New RBI chief faces calls to unshackle rupee amid surging dollar
India's new central bank governor, Sanjay Malhotra, faces the challenge of managing the rupee's exchange rate amid pressure for more flexibility. Former Governor Shaktikanta Das's tenure focused on reducing volatility, but critics argue this hurt ...

Former Reserve Bank of India Governor Shaktikanta Das’s term was marked by efforts to staunch currency swings, as he sought to impart predictability to foreign investors as well as local importers and exporters.
A change in leadership has stoked speculation about the RBI’s exchange-rate policy. While effective in dampening fluctuations, critics say Das’s tight grip on the rupee effectively fixed the currency to a crawling peg against the dollar. That has hurt India’s export competitiveness during a period of slowing growth, they say.
Sanjay Malhotra, the new governor, hasn’t spelled out his policy stance on the rupee. Yet, there are signs he may allow the currency to fluctuate more naturally. The rupee’s volatility has perked up, reaching its highest in over a year in December, amid a further rally in the dollar.
“With persistent dollar strength and fluctuations in capital flows, pressure was building even before the new governor took charge,” said Abhay Gupta, a strategist at Bank of America Corp. in Singapore. “A change in FX management was warranted with room for more flexibility, and a change in guard may have just provided justification to that.”

Former Chief Economic Adviser Arvind Subramanian has called for the RBI to return to a more flexible exchange rate. In a series of newspaper articles, Subramanian and others have argued that keeping the rupee on a tight leash has hurt India’s average export competitiveness. They also warned of side effects, including tighter monetary conditions and the possibility of a speculative attack on the currency.
A gauge of the rupee’s inflation-adjusted trade competitiveness, or real effective exchange rate, rose to a historic high of 108.14 in November, suggesting an overvaluation of about 8%.
“The rupee therefore needs to depreciate by about 2-3% on average to align with its fundamentals on a long term basis,” said Kanika Pasricha, chief economic adviser at Union Bank of India.
The rupee is closing in on the 86-mark, having hit a series of record lows in recent days, as pressure mounts from a strong dollar and a widening trade deficit.
“India’s external account has shifted from comfort to caution, and the biggest reason is the sharp slowdown in net FDI due to dual factors of reduced fresh inflow and sharp jump in repatriation,” said Namrata Mittal, chief economist at SBI Mutual Fund.

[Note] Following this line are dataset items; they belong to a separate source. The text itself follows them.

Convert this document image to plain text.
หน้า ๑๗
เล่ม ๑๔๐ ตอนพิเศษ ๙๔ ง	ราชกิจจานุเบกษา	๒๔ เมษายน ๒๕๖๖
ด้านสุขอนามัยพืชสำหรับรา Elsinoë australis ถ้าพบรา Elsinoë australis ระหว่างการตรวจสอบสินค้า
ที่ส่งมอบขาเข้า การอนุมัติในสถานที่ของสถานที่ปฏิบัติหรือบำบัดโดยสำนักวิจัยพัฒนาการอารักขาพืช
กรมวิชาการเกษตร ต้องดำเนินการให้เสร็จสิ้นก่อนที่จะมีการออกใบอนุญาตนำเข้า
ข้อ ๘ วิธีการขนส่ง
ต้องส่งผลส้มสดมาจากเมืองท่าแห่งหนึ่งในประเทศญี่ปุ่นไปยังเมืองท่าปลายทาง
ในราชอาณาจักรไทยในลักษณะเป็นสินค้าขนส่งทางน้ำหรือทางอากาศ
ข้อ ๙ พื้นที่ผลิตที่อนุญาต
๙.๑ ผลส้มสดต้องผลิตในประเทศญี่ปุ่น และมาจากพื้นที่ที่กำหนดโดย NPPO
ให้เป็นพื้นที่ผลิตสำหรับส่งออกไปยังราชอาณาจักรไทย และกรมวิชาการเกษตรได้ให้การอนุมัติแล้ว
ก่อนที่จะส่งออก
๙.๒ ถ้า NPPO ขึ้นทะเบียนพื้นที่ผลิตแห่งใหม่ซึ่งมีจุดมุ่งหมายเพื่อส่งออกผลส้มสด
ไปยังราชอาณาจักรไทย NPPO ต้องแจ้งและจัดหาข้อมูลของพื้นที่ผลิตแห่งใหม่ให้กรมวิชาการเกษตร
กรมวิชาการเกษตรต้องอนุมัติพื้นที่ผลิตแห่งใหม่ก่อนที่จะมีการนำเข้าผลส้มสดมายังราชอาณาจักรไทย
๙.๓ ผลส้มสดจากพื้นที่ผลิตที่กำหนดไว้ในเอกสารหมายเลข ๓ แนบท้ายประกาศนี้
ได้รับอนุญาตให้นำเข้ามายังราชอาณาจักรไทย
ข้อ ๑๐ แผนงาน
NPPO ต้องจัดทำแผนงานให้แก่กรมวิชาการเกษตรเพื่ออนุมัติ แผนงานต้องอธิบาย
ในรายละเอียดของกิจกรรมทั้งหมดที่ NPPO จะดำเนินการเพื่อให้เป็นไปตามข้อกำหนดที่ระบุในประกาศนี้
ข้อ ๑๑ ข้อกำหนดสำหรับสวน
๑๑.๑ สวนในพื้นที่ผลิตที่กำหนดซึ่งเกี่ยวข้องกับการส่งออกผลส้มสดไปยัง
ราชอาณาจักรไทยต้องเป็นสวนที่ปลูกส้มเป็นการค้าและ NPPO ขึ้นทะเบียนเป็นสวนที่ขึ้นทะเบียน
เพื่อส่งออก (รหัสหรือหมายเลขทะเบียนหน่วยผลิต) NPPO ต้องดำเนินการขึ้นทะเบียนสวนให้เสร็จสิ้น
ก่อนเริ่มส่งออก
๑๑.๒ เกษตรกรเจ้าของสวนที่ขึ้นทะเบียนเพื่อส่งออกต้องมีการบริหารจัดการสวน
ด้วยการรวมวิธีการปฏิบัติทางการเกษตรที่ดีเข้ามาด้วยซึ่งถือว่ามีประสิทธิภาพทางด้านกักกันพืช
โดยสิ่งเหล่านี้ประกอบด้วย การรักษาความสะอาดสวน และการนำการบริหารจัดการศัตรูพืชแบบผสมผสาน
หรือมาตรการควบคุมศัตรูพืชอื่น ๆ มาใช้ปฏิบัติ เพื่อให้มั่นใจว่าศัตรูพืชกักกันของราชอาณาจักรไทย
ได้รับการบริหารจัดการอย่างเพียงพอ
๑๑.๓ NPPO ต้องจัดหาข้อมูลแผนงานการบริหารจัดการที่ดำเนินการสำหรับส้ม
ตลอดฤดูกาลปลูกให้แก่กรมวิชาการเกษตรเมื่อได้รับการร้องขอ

The authority’s forwards book also showed a shortfall of about $60 billion as of November. This means it will have to buy a matching amount to settle maturing contracts or deplete its reserves further.
A spokesperson for the central bank didn’t immediately respond to emailed queries on its forex strategy.
Some players like MUFG Bank Ltd. are revising their forecasts downward. It now expects the rupee to drop to 88.50 by December from 86 earlier.
“RBI’s FX policy could turn less interventionist and allow INR to adjust weaker, even as it is unlikely to let INR go completely,” senior currency strategist Michael Wan wrote in a note.